After the death of my daughter in 2008, impermanence was no longer some esoteric topic I read about in Buddhist magazines. It was my life now, and it scared the crap out of me. If my daughter died, then it could be anything, really. My other daughter. My sons. My husband. My marriage. My house. Myself. Everything dies. Everything changes. Every situation will morph and grow and change. And when I am content, I really don't want anything to change because I like things exactly as they are. Well, mostly, I want this to change, that to change, but the other stuff has to stay exactly as I want it. And THAT's the thing, right-now is much different than the right-now of five years ago, or the right-now of last week or the right-now before Celiac disease. And sometimes we have to change the thing we don’t want to change to change the thing we want to change. Our suffering comes from imagining right-now as immutable, absolute, and never-changing. The only thing that doesn't change is that everything changes.

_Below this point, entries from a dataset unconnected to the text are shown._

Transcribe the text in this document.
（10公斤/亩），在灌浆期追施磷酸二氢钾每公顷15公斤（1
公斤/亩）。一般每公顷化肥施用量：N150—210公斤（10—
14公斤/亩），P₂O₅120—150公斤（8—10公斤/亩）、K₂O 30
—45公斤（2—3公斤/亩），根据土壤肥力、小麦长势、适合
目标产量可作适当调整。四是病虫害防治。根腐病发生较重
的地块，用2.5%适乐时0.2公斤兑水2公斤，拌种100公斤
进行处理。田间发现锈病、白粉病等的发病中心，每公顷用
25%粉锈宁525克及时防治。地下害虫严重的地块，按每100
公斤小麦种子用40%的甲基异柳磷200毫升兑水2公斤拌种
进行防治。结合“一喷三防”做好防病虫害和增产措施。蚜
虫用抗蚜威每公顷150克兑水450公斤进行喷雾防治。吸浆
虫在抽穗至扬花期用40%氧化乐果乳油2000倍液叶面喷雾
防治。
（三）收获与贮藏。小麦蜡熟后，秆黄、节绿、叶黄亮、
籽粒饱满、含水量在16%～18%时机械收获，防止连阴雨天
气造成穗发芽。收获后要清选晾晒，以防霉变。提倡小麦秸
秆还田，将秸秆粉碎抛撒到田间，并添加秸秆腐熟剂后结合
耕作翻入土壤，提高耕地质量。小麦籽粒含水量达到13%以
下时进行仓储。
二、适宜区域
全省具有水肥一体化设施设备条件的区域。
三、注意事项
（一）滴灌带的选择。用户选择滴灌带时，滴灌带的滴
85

When we lose people, jobs and things, we dance with impermanence in an intimate way. We can be paralyzed by the fear of it, or we can be enlightened by it, empowered by it, motivated to be present with the right-now. The truth of impermanence causes us to choose either suffering or mindfulness.
Is a cupcake torture or reward?
Perhaps that sounds too simplistic, but truly, we can make it that easy. When you are suffering over a sick friend, or a broken crystal, or a comment on a political post on social media, what if you shifted the focus to right now? Right now, I am honored to offer healing and prayers for my friend. Right now, I am grateful for the years I worked with the amazing medicine of this crystal. Right now, I am grateful I know so many people with differing views of the world, so that I may expand my understanding of other points of view.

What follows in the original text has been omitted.